Zawstydzony wąż spuścił głowę. Widząc to sprawczyni zamieszania Gosia zabrała głos.
– Z przyjemnością opowiem wam o ważkach. Podobnie jak motyle przechodzimy przez stadium larwy. Omijamy jednak kolejny etap w rozwoju, jakim jest poczwarka.
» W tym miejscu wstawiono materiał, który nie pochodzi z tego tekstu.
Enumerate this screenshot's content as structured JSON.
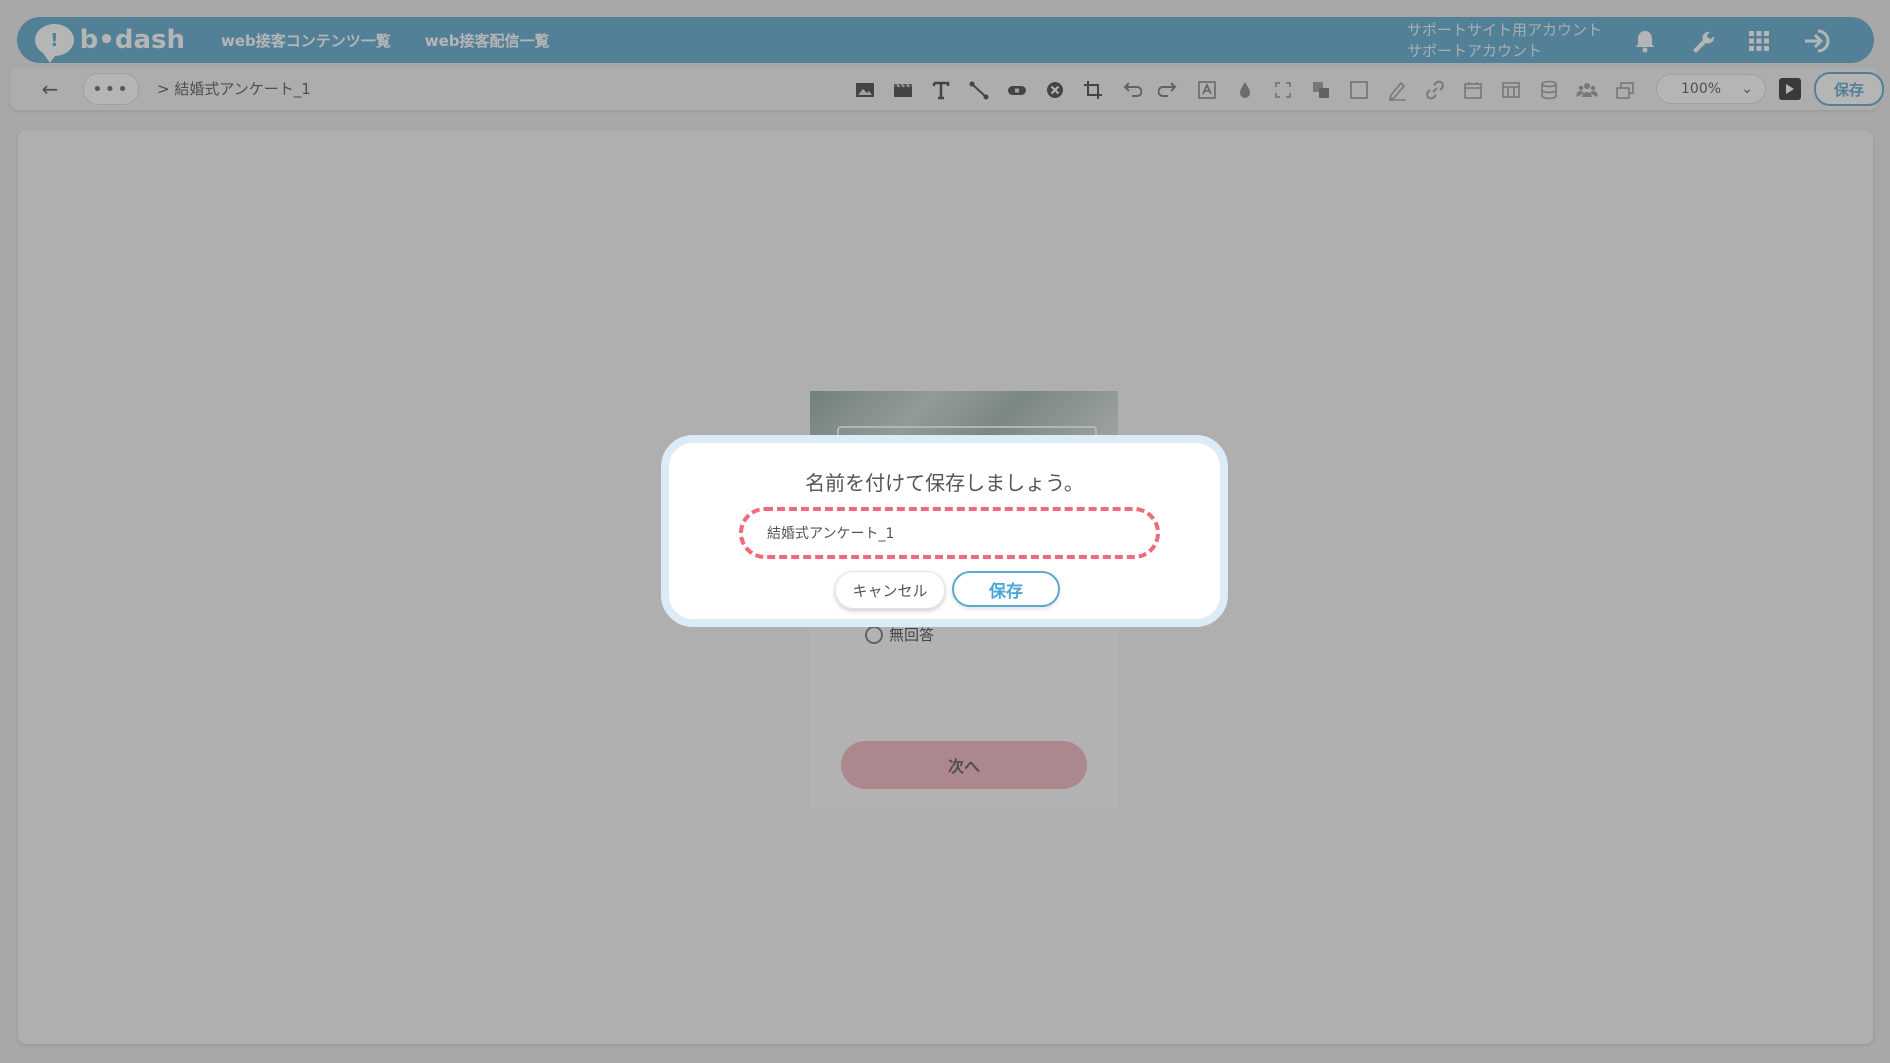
{
  "header": {
    "logo_text": "b•dash",
    "logo_glyph": "!",
    "nav": [
      "web接客コンテンツ一覧",
      "web接客配信一覧"
    ],
    "account_line1": "サポートサイト用アカウント",
    "account_line2": "サポートアカウント",
    "icons": [
      "bell-icon",
      "wrench-icon",
      "apps-grid-icon",
      "logout-icon"
    ]
  },
  "toolbar": {
    "back_glyph": "←",
    "more_glyph": "•••",
    "breadcrumb": "> 結婚式アンケート_1",
    "zoom": "100%",
    "zoom_caret": "⌄",
    "save_label": "保存",
    "tools": [
      "image-icon",
      "video-icon",
      "text-icon",
      "line-icon",
      "button-icon",
      "close-button-icon",
      "crop-icon",
      "undo-icon",
      "redo-icon",
      "text-frame-icon",
      "drop-icon",
      "fullscreen-icon",
      "layer-icon",
      "square-icon",
      "pen-icon",
      "link-icon",
      "calendar-icon",
      "table-icon",
      "database-icon",
      "users-icon",
      "copy-icon"
    ]
  },
  "preview": {
    "radio_label": "無回答",
    "next_label": "次へ"
  },
  "modal": {
    "title": "名前を付けて保存しましょう。",
    "input_value": "結婚式アンケート_1",
    "cancel_label": "キャンセル",
    "save_label": "保存"
  },
  "colors": {
    "header_bg": "#5aa9ce",
    "accent": "#4aa6d6",
    "highlight_dash": "#ef6b79",
    "next_button": "#f1b4bf"
  }
}
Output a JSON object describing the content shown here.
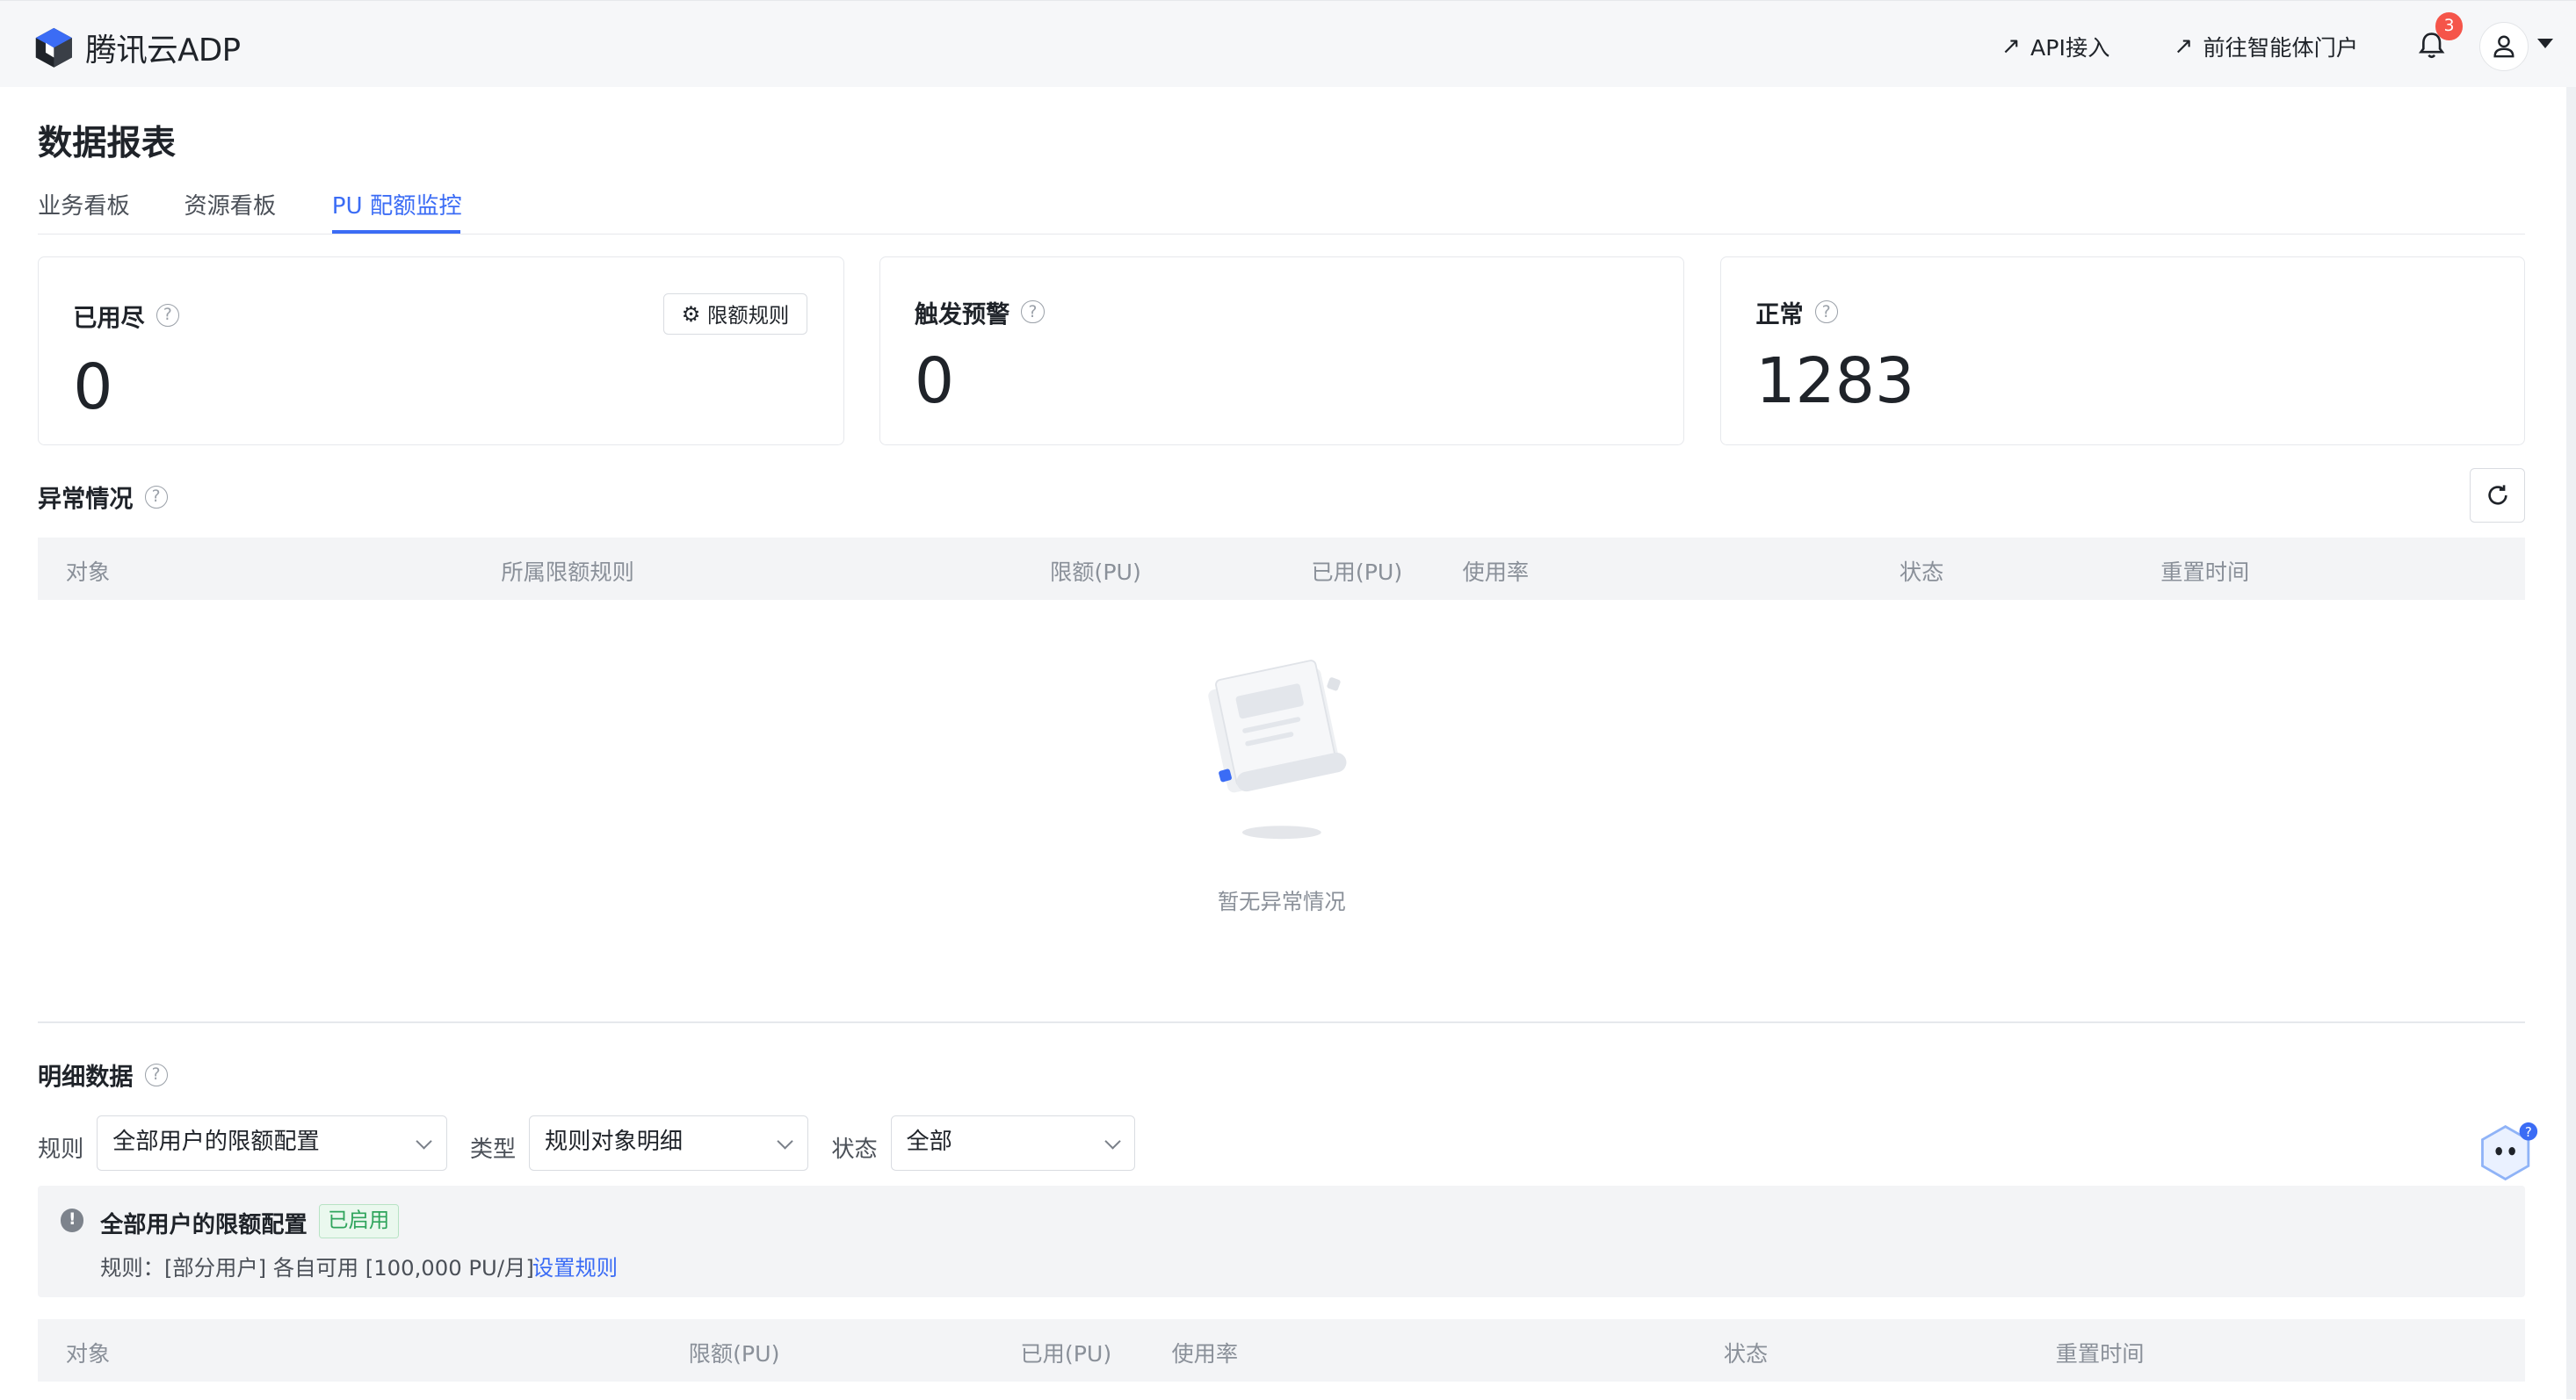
{
  "header": {
    "brand": "腾讯云ADP",
    "links": [
      {
        "label": "API接入",
        "icon": "external-arrow-icon"
      },
      {
        "label": "前往智能体门户",
        "icon": "external-arrow-icon"
      }
    ],
    "notification_count": "3"
  },
  "page": {
    "title": "数据报表"
  },
  "tabs": [
    {
      "label": "业务看板",
      "active": false
    },
    {
      "label": "资源看板",
      "active": false
    },
    {
      "label": "PU 配额监控",
      "active": true
    }
  ],
  "cards": [
    {
      "title": "已用尽",
      "value": "0",
      "button": "限额规则"
    },
    {
      "title": "触发预警",
      "value": "0"
    },
    {
      "title": "正常",
      "value": "1283"
    }
  ],
  "anomalies": {
    "title": "异常情况",
    "columns": [
      "对象",
      "所属限额规则",
      "限额(PU)",
      "已用(PU)",
      "使用率",
      "状态",
      "重置时间"
    ],
    "empty_text": "暂无异常情况"
  },
  "details": {
    "title": "明细数据",
    "filters": [
      {
        "label": "规则",
        "value": "全部用户的限额配置"
      },
      {
        "label": "类型",
        "value": "规则对象明细"
      },
      {
        "label": "状态",
        "value": "全部"
      }
    ],
    "rule_info": {
      "name": "全部用户的限额配置",
      "status": "已启用",
      "rule_text": "规则：[部分用户] 各自可用 [100,000 PU/月]",
      "link": "设置规则"
    },
    "columns": [
      "对象",
      "限额(PU)",
      "已用(PU)",
      "使用率",
      "状态",
      "重置时间"
    ]
  },
  "colors": {
    "accent": "#3b6cf5",
    "success": "#2fa45c",
    "badge": "#f5554a"
  }
}
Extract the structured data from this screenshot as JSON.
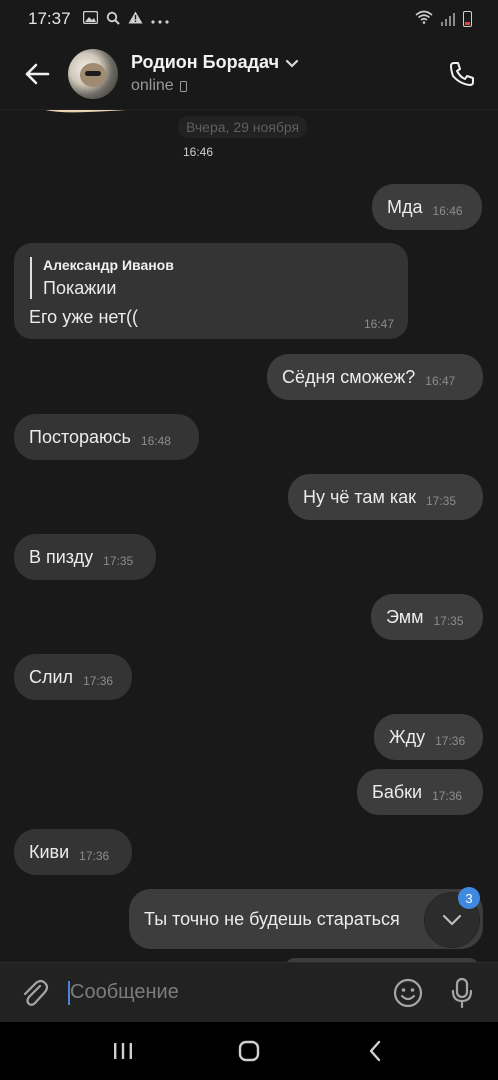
{
  "status_bar": {
    "time": "17:37"
  },
  "header": {
    "name": "Родион Борадач",
    "status": "online"
  },
  "chat": {
    "date_separator": "Вчера, 29 ноября",
    "sticker_time": "16:46",
    "reply": {
      "quote_author": "Александр Иванов",
      "quote_text": "Покажии",
      "text": "Его уже нет((",
      "time": "16:47"
    },
    "messages": [
      {
        "text": "Мда",
        "time": "16:46",
        "dir": "out"
      },
      {
        "text": "Сёдня сможеж?",
        "time": "16:47",
        "dir": "out"
      },
      {
        "text": "Постораюсь",
        "time": "16:48",
        "dir": "in"
      },
      {
        "text": "Ну чё там как",
        "time": "17:35",
        "dir": "out"
      },
      {
        "text": "В пизду",
        "time": "17:35",
        "dir": "in"
      },
      {
        "text": "Эмм",
        "time": "17:35",
        "dir": "out"
      },
      {
        "text": "Слил",
        "time": "17:36",
        "dir": "in"
      },
      {
        "text": "Жду",
        "time": "17:36",
        "dir": "out"
      },
      {
        "text": "Бабки",
        "time": "17:36",
        "dir": "out"
      },
      {
        "text": "Киви",
        "time": "17:36",
        "dir": "in"
      },
      {
        "text": "Ты точно не будешь стараться",
        "time": "",
        "dir": "out"
      }
    ],
    "unread_count": "3"
  },
  "composer": {
    "placeholder": "Сообщение"
  },
  "icons": [
    "back-arrow-icon",
    "phone-icon",
    "attach-icon",
    "emoji-icon",
    "microphone-icon",
    "chevron-down-icon",
    "recent-apps-icon",
    "home-icon",
    "back-nav-icon"
  ]
}
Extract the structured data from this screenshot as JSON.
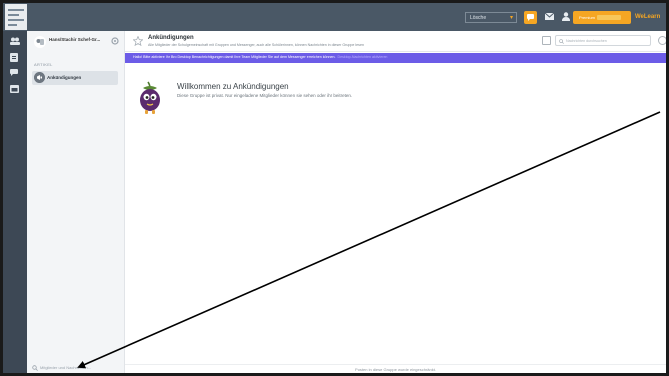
{
  "topbar": {
    "select_label": "Lösche",
    "upgrade_label": "Premium",
    "brand": "WeLearn"
  },
  "sidebar": {
    "group_name": "Hans/Stachir Schef-Gr...",
    "section_label": "ARTIKEL",
    "channel_label": "Ankündigungen",
    "search_placeholder": "Mitglieder und Nachrichten..."
  },
  "channel": {
    "title": "Ankündigungen",
    "description": "Alle Mitglieder der Schulgemeinschaft mit Gruppen und Messenger, auch alle Schülerinnen, können Nachrichten in dieser Gruppe lesen",
    "search_placeholder": "Nachrichten durchsuchen"
  },
  "banner": {
    "text": "Hallo! Bitte aktiviere Ihr Bro Desktop Benachrichtigungen damit Ihre Team Mitglieder Sie auf dem Messenger erreichen können.",
    "link": "Desktop-Nachrichten aktivieren"
  },
  "welcome": {
    "title": "Willkommen zu Ankündigungen",
    "text": "Diese Gruppe ist privat. Nur eingeladene Mitglieder können sie sehen oder ihr beitreten."
  },
  "footer": {
    "text": "Posten in diese Gruppe wurde eingeschränkt."
  },
  "colors": {
    "topbar": "#4a5866",
    "accent": "#f5a623",
    "banner": "#6c5ce7",
    "sidebar": "#f3f5f7"
  }
}
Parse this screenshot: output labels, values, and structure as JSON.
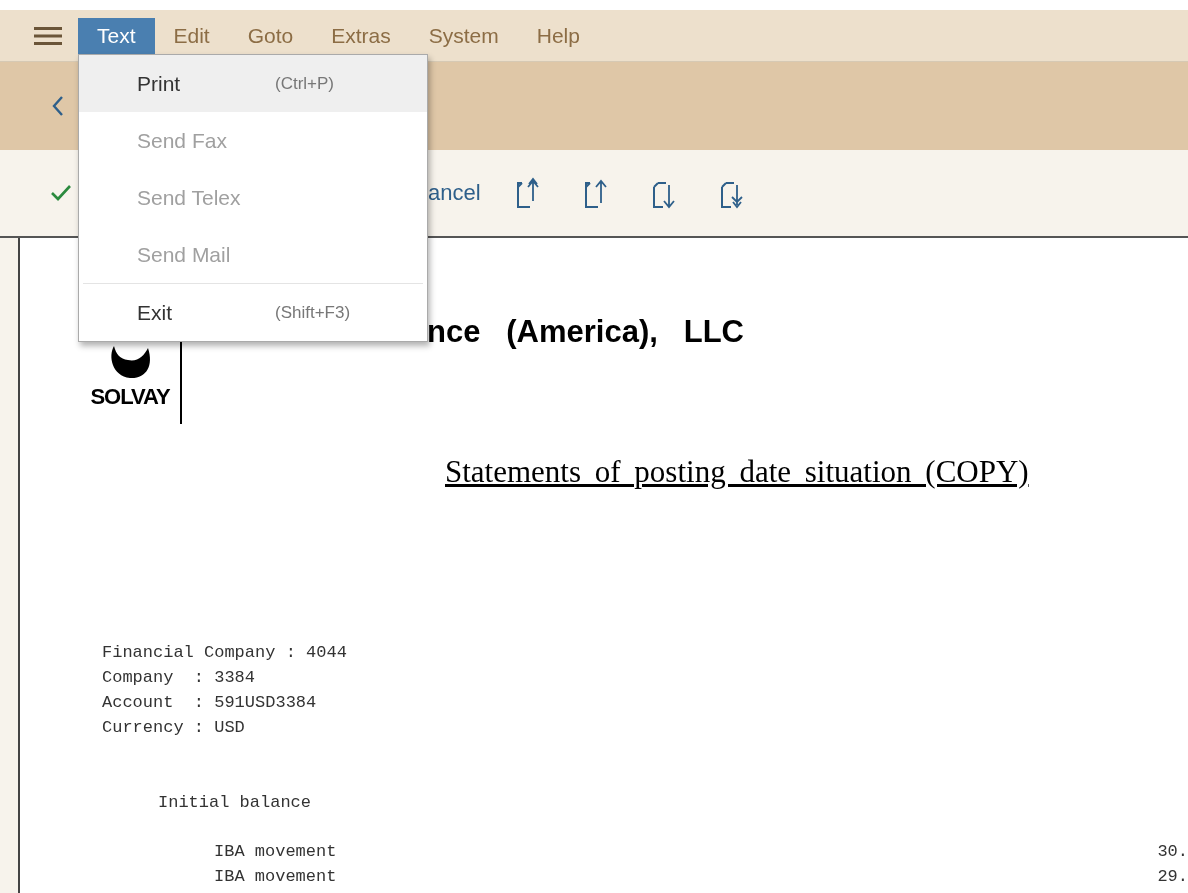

Larwa to taki okres dzieciństwa w naszym życiu.
– Długo trwa takie dzieciństwo?
– Różnie – od kilku miesięcy do kilku lat. Zimą zapadamy w tak zwany letarg – sen zimowy, a kiedy zaczyna się robić ciepło i rozpuszcza się lód budzimy się.Wiecie, że jeśli larwa straci przykładowo jedną nogę może ona odrosnąć. Niestety ta ważna umiejętność zanika, gdy z larw zmieniamy się w ważki.
– Podoba mi sie coś takiego. Wyobrażacie sobie, jak odrasta mi na przykład ogonek? Taki, jaki mieliśmy kiedyś. – Roześmiał się Maniek.